The inconsistent results using PCR-RFLP and genomic sequencing showed homozygous deletion of exon 7 of SMN1 and heterozygous deletion accompanied with a suspicious mutation in SMN1 gene, respectively. MLPA analysis of these two cases exhibited one SMN1 copy deletion. One identical c.863G > T (p.Arg288Met) mutation was found in two cases by sequencing the SMN1 clones, which confirmed that both cases were SMA compound heterozygotes. One case showed partial conversion to form hybrid SMN (SMN2 I7/SMN1 E8) identified by clones sequencing and another case carrying 3 SMN2 implied complete conversion from SMN1 to SMN2.

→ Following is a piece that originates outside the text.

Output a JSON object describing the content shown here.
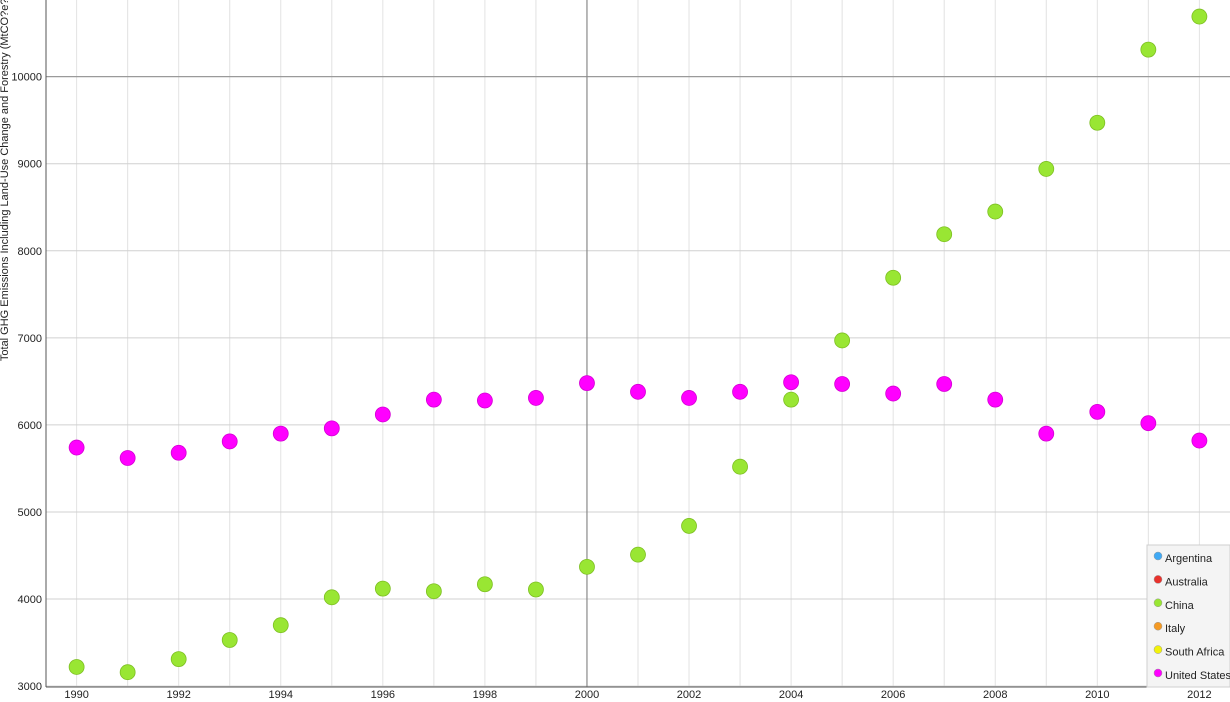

p.Arg288Met is more a disease-causing mutation than a polymorphism variation, and children with this mutation may have more severe phenotypes.
婴儿型近端型脊肌萎缩症(SMA)是一种常见的常染色体隐性神经肌肉疾病。约 90%-95%的 SMA 病例是由生存运动神经元基因 1(SMN1)的纯合缺失引起的,5%的病例是由复合杂合突变(一个等位基因上的 SMN1 缺失和另一个等位基因上的微妙突变)引起的。
本研究中,根据近端型 SMA 的标准,对 2 例无亲缘关系的患者进行临床诊断。通过 PCR-限制性片段长度多态性(RFLP)和基因组测序检测 SMN1 外显子 7 的纯合缺失,进行基因诊断。对患者进行多重连接依赖性探针扩增(MLPA)分析,以测量 SMN1、SMN2 和神经元凋亡抑制蛋白(NAIP)的拷贝数。还对 SMN1 等位基因特异性 PCR(AS-PCR)和 SMN1 克隆进行了进一步测序,以分析 SMN1 基因的点突变。此外,对这两个家系进行了系谱分析,以确定突变的传递。
PCR-RFLP 和基因组测序的不一致结果分别显示 SMN1 外显子 7 的纯合缺失和杂合缺失伴有 SMN1 基因的可疑突变。这两例的 MLPA 分析均显示 1 个 SMN1 拷贝缺失。通过对 SMN1 克隆进行测序,发现两例均存在相同的 c.863G>T(p.Arg288Met)突变,证实两例均为 SMA 复合杂合子。1 例通过克隆测序发现部分转化形成杂合 SMN(SMN2 I7/SMN1 E8),另 1 例携带 3 个 SMN2 提示 SMN1 完全转化为 SMN2。
p.Arg288Met 更像是一种致病突变,而不是多态性变异,携带这种突变的儿童可能有更严重的表型。